A load cell is composed of an aluminum alloy spring element, strain gauges (serving as sensors) and a bridge circuit.
The strain gauges themselves are bonded onto four areas which become considerably distorted in the spring element. The load cell detects the force of the distortion as voltage change.
2. Spring element configuration
The spring element becomes slightly distorted when a weight is applied.
When looking at the movement of the spring element, we can recognize a general parallelogram configuration, indicating the phenomenon of the Roberval mechanism.
In addition, the elastic area of aluminum alloy is used for the bridge, indicating that Hooke’s law is satisfied.
3. Roberval mechanism
In the case of a balance scale, if two equal weights are placed at unequal positions on each side of the scale pan, the scale does not balance, given the unequal distances from the fulcrum.
If the beam is added to form parallelogram, however, the scales will balance irrespective of the positioning of the weights.
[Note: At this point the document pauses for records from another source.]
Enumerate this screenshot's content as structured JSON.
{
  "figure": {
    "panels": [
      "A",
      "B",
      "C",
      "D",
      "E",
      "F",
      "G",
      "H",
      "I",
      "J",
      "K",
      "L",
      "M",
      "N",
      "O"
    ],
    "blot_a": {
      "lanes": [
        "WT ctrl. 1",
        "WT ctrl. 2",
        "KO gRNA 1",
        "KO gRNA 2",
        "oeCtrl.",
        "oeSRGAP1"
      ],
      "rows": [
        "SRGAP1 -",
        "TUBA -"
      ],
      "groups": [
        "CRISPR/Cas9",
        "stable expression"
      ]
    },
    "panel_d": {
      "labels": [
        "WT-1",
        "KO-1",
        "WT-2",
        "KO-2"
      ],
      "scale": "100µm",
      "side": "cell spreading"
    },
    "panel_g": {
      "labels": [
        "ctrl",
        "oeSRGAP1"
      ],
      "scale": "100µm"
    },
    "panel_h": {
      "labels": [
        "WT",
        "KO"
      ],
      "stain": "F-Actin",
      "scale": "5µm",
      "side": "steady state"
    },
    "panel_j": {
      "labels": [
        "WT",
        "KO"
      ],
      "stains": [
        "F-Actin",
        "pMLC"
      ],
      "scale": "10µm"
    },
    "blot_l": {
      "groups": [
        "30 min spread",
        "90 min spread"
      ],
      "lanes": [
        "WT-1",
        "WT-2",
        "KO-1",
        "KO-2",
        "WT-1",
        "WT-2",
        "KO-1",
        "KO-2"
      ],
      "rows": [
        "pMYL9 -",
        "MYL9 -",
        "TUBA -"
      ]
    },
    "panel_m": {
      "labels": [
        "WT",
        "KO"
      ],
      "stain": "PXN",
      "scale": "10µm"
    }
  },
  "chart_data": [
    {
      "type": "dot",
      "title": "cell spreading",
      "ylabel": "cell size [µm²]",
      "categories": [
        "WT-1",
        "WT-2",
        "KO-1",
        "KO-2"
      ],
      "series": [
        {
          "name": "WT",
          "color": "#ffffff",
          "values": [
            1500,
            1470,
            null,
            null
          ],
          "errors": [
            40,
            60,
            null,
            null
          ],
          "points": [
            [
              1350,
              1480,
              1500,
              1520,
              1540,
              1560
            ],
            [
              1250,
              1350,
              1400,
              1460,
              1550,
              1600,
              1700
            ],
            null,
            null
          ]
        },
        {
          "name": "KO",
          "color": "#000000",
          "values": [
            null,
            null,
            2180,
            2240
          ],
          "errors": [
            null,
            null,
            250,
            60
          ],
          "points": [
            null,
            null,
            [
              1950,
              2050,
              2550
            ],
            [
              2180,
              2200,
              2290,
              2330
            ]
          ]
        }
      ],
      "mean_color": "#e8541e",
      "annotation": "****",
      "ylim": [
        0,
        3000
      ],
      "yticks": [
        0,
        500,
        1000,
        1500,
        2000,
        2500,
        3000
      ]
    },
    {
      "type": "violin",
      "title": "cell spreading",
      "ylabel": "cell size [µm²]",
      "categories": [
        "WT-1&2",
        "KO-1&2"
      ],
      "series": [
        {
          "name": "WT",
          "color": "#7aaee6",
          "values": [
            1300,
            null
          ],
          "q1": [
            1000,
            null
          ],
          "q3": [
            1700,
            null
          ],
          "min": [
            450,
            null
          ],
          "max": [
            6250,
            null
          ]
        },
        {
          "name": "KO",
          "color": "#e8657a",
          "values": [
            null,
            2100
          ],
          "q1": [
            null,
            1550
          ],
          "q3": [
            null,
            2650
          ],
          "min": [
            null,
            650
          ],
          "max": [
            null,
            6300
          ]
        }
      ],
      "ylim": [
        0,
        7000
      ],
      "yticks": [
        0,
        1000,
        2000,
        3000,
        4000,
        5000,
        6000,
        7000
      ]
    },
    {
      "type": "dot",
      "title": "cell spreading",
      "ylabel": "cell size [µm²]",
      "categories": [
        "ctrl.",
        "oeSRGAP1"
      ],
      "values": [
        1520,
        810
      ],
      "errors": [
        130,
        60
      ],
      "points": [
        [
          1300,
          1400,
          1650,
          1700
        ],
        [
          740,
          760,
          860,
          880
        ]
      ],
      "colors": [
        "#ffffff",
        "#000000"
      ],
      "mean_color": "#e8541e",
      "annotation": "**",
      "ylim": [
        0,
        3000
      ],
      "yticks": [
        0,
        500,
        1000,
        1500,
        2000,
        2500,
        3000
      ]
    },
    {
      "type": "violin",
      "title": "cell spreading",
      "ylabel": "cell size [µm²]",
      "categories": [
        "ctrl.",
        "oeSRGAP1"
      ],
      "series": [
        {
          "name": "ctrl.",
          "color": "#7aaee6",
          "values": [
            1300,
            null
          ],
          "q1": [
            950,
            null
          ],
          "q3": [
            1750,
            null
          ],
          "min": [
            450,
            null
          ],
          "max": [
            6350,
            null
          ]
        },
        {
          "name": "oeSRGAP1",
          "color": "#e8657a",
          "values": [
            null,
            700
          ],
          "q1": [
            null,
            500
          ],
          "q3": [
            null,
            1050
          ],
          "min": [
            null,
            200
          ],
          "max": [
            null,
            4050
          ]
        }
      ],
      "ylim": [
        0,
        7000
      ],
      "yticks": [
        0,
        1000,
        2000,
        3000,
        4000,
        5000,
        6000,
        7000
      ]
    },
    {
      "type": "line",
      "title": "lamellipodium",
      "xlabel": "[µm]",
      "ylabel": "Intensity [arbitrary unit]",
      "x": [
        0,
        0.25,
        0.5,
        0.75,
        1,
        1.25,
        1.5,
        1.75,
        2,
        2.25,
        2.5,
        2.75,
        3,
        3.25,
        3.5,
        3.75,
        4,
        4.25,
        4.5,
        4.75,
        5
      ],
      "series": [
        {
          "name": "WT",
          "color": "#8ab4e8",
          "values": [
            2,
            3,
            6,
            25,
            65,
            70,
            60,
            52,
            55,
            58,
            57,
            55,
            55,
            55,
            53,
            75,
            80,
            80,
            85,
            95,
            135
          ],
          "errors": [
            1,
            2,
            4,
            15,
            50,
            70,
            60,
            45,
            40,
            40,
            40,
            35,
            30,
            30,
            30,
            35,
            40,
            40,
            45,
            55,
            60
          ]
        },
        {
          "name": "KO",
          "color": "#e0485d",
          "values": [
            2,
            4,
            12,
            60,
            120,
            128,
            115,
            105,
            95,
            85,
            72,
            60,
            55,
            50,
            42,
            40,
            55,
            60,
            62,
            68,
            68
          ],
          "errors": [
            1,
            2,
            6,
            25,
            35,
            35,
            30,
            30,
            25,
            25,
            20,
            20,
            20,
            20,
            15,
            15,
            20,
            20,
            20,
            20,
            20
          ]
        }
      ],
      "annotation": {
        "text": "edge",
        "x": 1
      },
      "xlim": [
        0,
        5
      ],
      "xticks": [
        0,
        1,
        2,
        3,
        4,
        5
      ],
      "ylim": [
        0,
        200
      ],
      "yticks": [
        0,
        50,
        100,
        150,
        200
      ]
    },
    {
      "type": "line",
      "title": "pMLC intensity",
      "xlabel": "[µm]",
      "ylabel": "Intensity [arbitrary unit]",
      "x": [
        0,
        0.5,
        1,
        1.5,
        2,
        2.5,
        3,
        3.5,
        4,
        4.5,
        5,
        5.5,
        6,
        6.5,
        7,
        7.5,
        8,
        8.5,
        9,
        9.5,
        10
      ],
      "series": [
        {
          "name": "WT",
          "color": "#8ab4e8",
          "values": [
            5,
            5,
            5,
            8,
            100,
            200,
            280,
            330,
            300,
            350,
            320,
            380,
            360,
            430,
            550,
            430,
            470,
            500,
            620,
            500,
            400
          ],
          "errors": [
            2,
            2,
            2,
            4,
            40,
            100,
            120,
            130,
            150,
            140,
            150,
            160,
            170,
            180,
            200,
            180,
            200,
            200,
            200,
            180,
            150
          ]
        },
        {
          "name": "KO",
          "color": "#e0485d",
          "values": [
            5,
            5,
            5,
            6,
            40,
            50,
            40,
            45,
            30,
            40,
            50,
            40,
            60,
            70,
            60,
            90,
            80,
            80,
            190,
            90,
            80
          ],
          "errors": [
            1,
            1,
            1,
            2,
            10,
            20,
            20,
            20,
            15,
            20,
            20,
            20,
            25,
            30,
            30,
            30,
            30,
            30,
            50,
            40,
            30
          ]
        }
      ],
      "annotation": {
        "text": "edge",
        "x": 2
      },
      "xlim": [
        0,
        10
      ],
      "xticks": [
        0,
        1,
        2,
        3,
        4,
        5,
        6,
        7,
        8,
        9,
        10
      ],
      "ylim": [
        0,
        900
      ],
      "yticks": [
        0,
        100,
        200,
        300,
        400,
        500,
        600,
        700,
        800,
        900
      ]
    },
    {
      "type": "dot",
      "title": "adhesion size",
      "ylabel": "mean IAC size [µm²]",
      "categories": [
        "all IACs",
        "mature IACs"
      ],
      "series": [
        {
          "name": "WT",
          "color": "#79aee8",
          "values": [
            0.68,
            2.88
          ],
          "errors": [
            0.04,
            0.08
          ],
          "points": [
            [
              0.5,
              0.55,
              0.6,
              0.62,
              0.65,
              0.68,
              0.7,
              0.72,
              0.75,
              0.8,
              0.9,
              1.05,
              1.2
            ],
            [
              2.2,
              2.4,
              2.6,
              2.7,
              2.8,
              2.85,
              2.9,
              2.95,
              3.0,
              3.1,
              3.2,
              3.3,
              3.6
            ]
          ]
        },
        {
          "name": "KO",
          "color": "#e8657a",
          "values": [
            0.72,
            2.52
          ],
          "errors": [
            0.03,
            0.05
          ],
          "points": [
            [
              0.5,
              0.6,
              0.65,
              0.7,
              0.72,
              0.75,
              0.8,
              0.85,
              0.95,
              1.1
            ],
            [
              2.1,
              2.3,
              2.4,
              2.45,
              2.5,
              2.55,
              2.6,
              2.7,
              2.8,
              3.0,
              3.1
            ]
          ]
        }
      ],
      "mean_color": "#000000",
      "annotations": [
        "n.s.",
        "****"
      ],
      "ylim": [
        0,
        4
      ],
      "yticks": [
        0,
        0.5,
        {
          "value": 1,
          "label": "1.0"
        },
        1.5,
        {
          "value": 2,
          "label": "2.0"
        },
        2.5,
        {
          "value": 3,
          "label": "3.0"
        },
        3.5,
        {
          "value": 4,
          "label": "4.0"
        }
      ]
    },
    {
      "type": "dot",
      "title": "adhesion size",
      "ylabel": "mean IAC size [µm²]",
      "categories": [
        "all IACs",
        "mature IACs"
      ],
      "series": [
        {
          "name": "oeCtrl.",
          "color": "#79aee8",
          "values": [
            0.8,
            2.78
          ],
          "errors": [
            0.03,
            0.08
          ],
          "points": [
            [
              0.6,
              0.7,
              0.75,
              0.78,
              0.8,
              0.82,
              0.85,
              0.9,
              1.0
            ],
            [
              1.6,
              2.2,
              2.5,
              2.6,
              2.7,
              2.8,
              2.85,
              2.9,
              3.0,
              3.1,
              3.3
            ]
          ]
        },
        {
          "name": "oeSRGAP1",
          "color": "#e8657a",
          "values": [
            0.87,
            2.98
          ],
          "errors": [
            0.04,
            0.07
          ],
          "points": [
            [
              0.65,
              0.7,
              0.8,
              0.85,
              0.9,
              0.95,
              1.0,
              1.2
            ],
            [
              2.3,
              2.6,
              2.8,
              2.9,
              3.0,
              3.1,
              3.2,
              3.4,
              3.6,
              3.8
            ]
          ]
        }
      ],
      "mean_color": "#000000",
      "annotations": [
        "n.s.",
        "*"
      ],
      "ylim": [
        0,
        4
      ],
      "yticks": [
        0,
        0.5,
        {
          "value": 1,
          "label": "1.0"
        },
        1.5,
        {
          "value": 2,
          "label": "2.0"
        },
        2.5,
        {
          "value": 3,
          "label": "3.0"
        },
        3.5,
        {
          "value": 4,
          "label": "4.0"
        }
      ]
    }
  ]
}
This is known as the Roberval mechanism.
4. Hooke’s law
Arrange five springs as shown.
Hang one weight, two weights, three weights and so on from the springs, as shown in the diagram.
The phenomenon which the material is deformed linearly based on force is called the Hooke's law. Material which manifest this behavior are elastic.
5. Principal of the load cell
Let's look, once again, at the motion of the spring element.
When a weight is applied, which portions of the bridge become distorted?
Distortion appears to be greatest at the four thinnest points.
When needles are positioned at these thinner points, they indicate that tension bears upon certain points while other points experience compression.
The weight applied to the load cell can be measured by the degree of distortion.
6. Strain gauge
The strain gauge is used to detect such distortion. A fine resistance wire is printed in zig-zag pattern on a small chip.
Distortion in the direction indicated by the arrow, that is, variation in tension and compression is detected as a change in electrical resistance.
Let's examine how the strain gauge varies according to elastic deformation.
The wire on the strain gauge becomes thinner and longer when pulled, while it becomes thicker and shorter when compressed.
When it becomes thinner and longer, the resistance increases.
While the wire becomes thicker and shirter, the resistance decreases.
This is just like water flowing through a tube.
If the tube is stretched, it becomes thinner and longer, making water flow more difficult. If the tube is returned to the original position, water flows easily.
The strain gauge therefore shows increased resistance when stretched. On the other hand, the gauge shows a small resistance when compressed.